Pat Jones: Prayer — Heartfelt conversations with God
I attended a Love INC conference near Chicago.
It’s a beautiful area and the people I met are so nice. Our Love INC national is restructuring to be more “grassroots” and to provide leadership and mentoring to affiliates such as ours by having a strong, well-established Love INC available to provide training and advice as needed.
We’re excited to come back to our valley filled to the brim with encouraging words, practical help, and sound training.
In one of the sessions, our trainer offered some insight about the importance of prayer. The difference between good work and God’s work is prayer.
We must be a praying people. We must be a praying affiliate. Prayer brings growth and collective spiritual discernment.
The trainer said giving people what they want may make us good, but it doesn’t make us Godly. That’s a lot of food for thought, so when I need clarification I go to my Bible.
In Luke 11:1-11, Jesus is teaching about prayer. He shows that prayers have order, and are not just random thoughts thrown up to God (they can be in a crisis, of course, but I’m referring to deliberate, daily prayer).
First praise is given to God, and then requests and needs are lifted up to him. We need to thank him every day.
Shopping list prayers are not the same as heartfelt conversations with God.

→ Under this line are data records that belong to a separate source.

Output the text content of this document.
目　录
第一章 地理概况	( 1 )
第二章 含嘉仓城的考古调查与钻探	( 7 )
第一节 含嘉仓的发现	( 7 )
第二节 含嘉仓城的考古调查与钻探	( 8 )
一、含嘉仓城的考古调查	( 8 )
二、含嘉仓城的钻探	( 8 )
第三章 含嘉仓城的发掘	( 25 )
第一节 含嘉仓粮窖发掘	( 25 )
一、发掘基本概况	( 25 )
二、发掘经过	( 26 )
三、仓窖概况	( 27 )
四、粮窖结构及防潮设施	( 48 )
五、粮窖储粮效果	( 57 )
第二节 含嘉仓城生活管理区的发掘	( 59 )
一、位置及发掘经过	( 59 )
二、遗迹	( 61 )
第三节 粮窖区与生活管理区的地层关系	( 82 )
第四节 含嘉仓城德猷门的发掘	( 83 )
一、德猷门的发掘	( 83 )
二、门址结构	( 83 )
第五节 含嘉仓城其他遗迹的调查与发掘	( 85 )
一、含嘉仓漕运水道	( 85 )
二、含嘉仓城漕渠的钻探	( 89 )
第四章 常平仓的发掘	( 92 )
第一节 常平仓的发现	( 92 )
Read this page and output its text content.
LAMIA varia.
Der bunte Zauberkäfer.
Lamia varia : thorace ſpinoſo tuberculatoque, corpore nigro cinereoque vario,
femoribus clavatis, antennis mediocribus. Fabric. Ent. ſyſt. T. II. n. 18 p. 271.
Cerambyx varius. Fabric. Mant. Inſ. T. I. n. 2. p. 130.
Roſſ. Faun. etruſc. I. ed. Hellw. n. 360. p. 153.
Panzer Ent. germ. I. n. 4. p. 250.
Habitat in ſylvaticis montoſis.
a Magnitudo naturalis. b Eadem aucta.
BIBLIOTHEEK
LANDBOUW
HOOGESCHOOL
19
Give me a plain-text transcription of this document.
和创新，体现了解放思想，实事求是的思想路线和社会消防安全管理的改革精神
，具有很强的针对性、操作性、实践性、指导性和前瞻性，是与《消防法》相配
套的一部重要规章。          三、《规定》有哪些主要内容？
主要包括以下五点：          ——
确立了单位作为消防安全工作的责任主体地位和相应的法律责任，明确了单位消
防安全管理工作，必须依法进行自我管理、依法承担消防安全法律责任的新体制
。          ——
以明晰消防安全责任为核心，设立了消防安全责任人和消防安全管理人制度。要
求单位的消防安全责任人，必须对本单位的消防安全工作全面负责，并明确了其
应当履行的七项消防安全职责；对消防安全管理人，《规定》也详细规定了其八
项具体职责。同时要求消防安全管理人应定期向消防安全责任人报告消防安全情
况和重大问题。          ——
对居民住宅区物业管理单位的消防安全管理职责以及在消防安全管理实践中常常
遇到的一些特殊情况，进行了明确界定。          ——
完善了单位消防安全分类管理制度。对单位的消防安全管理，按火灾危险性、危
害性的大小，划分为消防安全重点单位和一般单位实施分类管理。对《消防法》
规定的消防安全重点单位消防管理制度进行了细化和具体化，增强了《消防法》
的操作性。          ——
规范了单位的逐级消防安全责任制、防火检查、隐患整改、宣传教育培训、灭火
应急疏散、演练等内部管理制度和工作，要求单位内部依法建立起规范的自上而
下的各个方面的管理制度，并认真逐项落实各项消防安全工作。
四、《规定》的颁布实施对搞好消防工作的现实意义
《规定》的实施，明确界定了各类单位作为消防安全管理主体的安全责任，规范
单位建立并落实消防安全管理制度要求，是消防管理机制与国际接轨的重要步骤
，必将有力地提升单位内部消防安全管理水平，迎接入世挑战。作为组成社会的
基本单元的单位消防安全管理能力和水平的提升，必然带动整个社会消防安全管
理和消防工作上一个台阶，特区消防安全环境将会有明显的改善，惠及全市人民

God provides our needs fresh every day, so why do we try to pray only on Sunday and store it up for the week? How strong do you feel by Friday?
If you are running on empty, maybe it’s because you haven’t been filling up every day.
We need to seek forgiveness every day. We need to show forgiveness, too.
Jesus stresses this in verse 4, as well as in other parables he taught. If we don’t forgive others as God forgives us, it seems apparent that we don’t truly understand how deep our need for forgiveness is.
If you haven’t forgiven someone who has wronged you, then how will God deal with your request for forgiveness?
Verse 9 says to be persistent in prayer. Just as you need to ask for your daily needs every day, be brave and bold and persistent in prayer.
Persistence doesn’t irritate God like a persistent child can irritate a tired parent.
Rather, persistence is a way we help ourselves see God at work and it helps us express the intensity of our need.
At our affiliate, when we need to make a decision about the type or amount of help that is prudent to give, we ask God to direct us.
Our volunteers pray together and we pray separately.
We are seeking discernment to make the best choices. We are not as persistent as we should be and that’s one of the most important lessons I think I brought back from the conference.
We want to help each person and meet needs in the fullest way possible. To do that, we must be a praying affiliate.